Von Paul-Anton Krüger

Nimmt man den unternehmerischen Erfolg von Nadschib Mikati zum Maßstab, könnte es wohl keinen Besseren für den Höllenjob geben, Libanon aus der tiefsten Wirtschaftskrise seit dem Bürgerkrieg zu führen. Der 65-Jährige gilt als reichster Mann des Landes mit einem geschätzten Vermögen von 2,7 Milliarden Dollar. Die von ihm 2007 gegründete Investmentgesellschaft M1 Group hält Anteile an Telekommunikationsfirmen, unter anderem in Myanmar, und an einer bekannten Jeans-Marke. Er besitzt Immobilien in New York, London, Dubai und Beirut.

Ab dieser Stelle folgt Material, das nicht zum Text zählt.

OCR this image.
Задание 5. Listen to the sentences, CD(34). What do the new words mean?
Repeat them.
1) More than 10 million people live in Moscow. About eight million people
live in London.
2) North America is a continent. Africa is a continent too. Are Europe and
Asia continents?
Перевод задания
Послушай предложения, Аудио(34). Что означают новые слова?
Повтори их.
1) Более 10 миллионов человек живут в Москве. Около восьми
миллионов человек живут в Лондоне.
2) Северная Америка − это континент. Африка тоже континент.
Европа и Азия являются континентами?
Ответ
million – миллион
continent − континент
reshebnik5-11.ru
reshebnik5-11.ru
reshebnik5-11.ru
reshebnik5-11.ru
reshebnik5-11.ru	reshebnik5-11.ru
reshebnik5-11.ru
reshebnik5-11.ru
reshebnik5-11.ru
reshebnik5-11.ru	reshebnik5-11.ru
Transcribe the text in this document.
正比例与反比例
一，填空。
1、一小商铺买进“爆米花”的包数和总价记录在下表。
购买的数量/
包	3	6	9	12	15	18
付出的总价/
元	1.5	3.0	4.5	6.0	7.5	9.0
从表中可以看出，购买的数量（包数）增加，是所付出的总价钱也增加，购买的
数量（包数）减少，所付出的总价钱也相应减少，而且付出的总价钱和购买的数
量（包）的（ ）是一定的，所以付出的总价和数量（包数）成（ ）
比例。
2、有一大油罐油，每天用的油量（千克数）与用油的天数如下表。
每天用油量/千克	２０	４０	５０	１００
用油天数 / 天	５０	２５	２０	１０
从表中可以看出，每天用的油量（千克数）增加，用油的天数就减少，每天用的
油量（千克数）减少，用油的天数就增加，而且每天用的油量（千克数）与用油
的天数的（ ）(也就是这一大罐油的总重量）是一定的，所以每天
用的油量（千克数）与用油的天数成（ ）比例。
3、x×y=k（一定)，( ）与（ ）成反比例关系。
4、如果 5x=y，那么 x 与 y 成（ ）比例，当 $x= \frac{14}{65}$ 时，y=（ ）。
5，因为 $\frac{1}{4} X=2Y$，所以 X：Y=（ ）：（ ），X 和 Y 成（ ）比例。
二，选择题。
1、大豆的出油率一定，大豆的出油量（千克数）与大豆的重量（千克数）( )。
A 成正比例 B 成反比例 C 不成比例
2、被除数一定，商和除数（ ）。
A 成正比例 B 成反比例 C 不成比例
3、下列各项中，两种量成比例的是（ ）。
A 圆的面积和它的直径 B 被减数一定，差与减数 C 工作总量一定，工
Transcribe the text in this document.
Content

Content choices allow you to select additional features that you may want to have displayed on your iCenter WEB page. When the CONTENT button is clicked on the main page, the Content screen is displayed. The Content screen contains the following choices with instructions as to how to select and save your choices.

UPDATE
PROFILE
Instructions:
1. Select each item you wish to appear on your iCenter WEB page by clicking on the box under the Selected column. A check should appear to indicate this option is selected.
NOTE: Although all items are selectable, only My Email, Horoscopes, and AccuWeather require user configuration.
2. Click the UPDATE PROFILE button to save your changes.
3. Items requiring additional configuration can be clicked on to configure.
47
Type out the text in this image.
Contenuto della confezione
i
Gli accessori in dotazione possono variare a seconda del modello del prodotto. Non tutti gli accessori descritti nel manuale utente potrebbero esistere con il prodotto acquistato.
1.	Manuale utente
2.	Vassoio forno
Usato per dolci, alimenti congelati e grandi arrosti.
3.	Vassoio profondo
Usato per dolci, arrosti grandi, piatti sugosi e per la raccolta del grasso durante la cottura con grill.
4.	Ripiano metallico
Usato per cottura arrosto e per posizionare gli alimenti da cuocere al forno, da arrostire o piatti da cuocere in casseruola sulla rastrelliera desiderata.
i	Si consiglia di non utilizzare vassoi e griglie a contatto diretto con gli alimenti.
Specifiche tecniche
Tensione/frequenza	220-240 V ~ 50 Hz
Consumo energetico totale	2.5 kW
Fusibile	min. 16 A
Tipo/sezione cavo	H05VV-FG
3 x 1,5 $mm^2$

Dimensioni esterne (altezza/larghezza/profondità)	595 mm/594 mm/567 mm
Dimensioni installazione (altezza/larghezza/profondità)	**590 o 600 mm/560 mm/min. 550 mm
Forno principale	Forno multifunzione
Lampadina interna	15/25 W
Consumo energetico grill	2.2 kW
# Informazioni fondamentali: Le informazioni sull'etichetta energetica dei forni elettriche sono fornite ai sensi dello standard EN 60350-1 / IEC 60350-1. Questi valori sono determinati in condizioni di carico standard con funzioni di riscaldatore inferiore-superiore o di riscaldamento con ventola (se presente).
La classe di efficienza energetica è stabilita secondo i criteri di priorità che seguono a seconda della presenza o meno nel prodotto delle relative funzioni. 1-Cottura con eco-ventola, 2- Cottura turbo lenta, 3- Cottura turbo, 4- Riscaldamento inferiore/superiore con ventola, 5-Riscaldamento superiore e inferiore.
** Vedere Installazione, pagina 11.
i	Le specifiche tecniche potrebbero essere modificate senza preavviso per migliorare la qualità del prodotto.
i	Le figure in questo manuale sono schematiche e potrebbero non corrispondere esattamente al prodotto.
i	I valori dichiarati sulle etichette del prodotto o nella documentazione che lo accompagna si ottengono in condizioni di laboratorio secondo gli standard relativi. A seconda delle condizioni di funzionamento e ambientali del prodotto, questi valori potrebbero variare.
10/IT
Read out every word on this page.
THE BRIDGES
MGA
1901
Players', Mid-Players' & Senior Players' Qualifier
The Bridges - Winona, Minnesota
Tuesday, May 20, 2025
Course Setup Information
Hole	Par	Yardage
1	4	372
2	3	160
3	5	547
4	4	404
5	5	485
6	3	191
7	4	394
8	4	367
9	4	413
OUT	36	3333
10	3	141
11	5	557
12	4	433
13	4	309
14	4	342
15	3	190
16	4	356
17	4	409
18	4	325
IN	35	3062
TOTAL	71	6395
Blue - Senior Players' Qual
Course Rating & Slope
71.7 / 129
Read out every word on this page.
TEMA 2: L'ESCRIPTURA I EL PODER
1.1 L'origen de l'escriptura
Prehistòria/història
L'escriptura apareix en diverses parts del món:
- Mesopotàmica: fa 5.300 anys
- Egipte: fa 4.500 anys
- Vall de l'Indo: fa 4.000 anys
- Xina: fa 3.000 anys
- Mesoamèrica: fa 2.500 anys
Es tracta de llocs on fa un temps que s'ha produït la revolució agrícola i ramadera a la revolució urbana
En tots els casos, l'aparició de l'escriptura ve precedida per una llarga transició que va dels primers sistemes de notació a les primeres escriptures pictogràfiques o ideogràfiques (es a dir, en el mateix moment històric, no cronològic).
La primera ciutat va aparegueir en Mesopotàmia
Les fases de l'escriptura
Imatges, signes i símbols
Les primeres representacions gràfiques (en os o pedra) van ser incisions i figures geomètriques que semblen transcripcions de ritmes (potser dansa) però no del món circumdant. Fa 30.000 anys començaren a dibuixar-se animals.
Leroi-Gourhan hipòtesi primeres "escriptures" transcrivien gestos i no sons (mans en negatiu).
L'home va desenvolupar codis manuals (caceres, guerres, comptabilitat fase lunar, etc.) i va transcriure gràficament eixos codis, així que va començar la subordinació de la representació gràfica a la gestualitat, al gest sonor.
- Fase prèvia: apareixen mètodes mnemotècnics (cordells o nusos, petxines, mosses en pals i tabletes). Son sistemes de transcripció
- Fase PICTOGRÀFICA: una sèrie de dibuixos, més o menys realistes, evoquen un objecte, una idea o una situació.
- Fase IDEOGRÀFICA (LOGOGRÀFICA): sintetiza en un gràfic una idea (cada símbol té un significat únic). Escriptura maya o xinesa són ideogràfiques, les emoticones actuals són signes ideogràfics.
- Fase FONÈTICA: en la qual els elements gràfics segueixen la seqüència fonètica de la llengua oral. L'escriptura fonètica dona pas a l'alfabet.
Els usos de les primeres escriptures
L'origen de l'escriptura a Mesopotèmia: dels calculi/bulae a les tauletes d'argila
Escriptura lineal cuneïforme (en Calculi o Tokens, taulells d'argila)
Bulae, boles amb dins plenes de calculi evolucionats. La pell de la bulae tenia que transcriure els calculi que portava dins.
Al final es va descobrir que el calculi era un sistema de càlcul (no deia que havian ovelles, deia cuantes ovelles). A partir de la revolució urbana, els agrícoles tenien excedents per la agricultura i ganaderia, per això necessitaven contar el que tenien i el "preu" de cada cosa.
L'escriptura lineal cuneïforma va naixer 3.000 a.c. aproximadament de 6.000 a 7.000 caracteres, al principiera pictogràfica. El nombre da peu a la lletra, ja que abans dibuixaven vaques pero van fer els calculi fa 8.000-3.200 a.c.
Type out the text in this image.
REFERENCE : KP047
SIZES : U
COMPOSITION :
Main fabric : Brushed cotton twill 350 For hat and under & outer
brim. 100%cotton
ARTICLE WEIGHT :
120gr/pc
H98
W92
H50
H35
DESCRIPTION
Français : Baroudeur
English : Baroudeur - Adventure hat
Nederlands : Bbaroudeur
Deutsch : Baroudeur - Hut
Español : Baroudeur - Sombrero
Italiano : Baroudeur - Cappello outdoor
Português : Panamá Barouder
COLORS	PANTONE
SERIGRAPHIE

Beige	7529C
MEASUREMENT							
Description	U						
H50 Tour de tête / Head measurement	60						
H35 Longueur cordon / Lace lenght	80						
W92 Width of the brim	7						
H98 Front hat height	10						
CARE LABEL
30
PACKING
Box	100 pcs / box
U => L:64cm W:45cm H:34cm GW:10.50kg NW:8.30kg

Aufgebaut hat er sein Vermögen in einer anderen äußerst schwierigen Zeit, der des Bürgerkrieges in Libanon von 1975 bis 1990. 1980 hatte er an der American University in Beirut einen Master of Business Administration erworben und danach noch Sommerkurse an der US-Eliteuniversität Harvard und dem renommierten Institut Européen d'Administration des Affaires im französischen Fontainebleau belegt. 1982 gründete er zusammen mit seinem Bruder das Telekommunikationsunternehmen Investcom, das er 2006 für 5,5 Milliarden Dollar wieder verkaufte.

Der Neue weinte vor den Kameras

Allerdings sind es wohl andere Faktoren, die maßgeblich dazu beigetragen haben, dass der einer alteingesessenen Händlerfamilie aus der Hafenstadt Tripoli im Norden des Landes entstammende Mikati zum dritten Mal an die Spitze einer Regierung tritt: Er ist sunnitischer Muslim, was nach der Verfassung des multikonfessionellen Landes Voraussetzung ist. Der Präsidentenposten ist einem Christen vorbehalten, Parlamentssprecher kann nur ein schiitischer Muslim werden.

Mikati ist überdies Teil der politischen Elite, gehörte bereits von 1998 bis 2004 drei Kabinetten an, war Parlamentsabgeordneter. Zugleich entstammt er nicht einer der politischen Dynastien in Libanon, was ihn als Kompromisskandidaten für einige der zerstrittenen Parteien eher akzeptabel machte als Saad al-Hariri. Dieser hatte im Streit mit Präsident Michel Aoun zuvor sein Mandat zur Regierungsbildung zurückgegeben.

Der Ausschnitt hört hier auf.